I want to go back to exhibit 6 on funding, which shows a close match between the Executive's costings and what the authorities spent. Did the authorities have to plunder any departments to make up a funding shortfall?
There was always an assumption that local authorities would make some contribution themselves and that some efficiency savings would be made as a result of falling school rolls in many parts of Scotland. Antony Clark is better placed to answer on the detail of that.
As Caroline Gardner says, the figures that we have cited were based on assumptions that, throughout Scotland, local authorities would put in £50 million over the three years of the agreement and that efficiency savings would be made. They also include what one might call funny money that the Executive has provided. The teachers agreement must be viewed as part of the wider process of improving education in Scotland. For example, money is available to deal with ill-discipline in schools and for curriculum development.
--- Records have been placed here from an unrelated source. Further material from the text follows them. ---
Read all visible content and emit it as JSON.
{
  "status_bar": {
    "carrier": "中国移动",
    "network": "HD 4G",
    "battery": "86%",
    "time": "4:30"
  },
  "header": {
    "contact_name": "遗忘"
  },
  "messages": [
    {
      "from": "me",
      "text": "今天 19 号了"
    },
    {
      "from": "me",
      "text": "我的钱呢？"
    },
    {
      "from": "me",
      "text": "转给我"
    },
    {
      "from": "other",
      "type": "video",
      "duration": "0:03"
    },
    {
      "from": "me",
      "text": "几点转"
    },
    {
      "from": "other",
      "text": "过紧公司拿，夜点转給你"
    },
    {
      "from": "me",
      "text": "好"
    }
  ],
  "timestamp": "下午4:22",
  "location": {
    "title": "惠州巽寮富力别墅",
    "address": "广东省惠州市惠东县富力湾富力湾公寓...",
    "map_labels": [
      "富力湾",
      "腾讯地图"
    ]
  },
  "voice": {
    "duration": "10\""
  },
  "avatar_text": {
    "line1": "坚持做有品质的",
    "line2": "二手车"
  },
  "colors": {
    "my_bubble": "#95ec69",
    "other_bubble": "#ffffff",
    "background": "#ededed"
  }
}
If all members have asked their questions, I have a few to finish off. In your report, you say that the number of extra administrative and support staff who were recruited was 30 per cent short of the target and that the assumption that salary conservation costs—which I mentioned earlier—would fall out of the system within five years was an
I will answer the first question and Antony Clark will deal with the second. As you say, we identified a shortfall in achieving the target for the recruitment of support staff. That is continuing; the final milestone is due to be reached in August. We have identified three main reasons for that. The first is that it took some time to work out where support staff could best be used. Planning the tasks that they could do was a lengthy process. Secondly—and, in our view, rightly—some pilot initiatives were undertaken to ensure that the right staff were used for the right tasks. Those were evaluated before the initiative was rolled out more widely. Thirdly, consultation with the head teachers and teaching unions was important, but it took longer than expected to ensure that the fit of support staff in classrooms was such that there were the expected benefits and that problems were not created in the classroom. Those are the reasons for the shortfall.
They are not financial reasons.
No, they are very much to do with ensuring that the approach is well implemented and that support staff are in the right places.
The point has been made that the teachers agreement brought about a large-scale, complex process of change. Assumptions had to be made across a range of areas to determine the overall expenditure and the subheads within it. As the convener said, we point out in our report that the assumption about the speed at which salary conservation costs would fall out of the system appears to have been overly optimistic. Why that assumption was made is probably a question for the Executive.
Caroline Gardner talked about the recruitment of support staff. Was there an issue about the level of remuneration that was set for such staff?
I do not think that the matter came up in our work.
You said that the issue was not just financial measurement but measurement of staff morale, for example. To what extent could retrospective work be done? If the Executive takes up your recommendations, a number of measures will be brought in, but will that work have to start now—in other words, 2006 will be year zero—or can any matters be tracked back in time?
There is a mixed picture. Some aspects would be difficult to track back. For example, workforce morale would be difficult to measure in retrospect. In other areas it might be possible to construct measures or proxies. For example, there could be more analysis of recruitment and retention, to put in place a comparative baseline for the future.
I thank the team from Audit Scotland for giving us a briefing on the report. Under item 8 we will discuss the committee's response to the report. I am conscious that members of the press are present, so I should say that although that discussion will take place in private, we will ensure that our conclusions are communicated, so that members of the press can follow up their reports on today's meeting.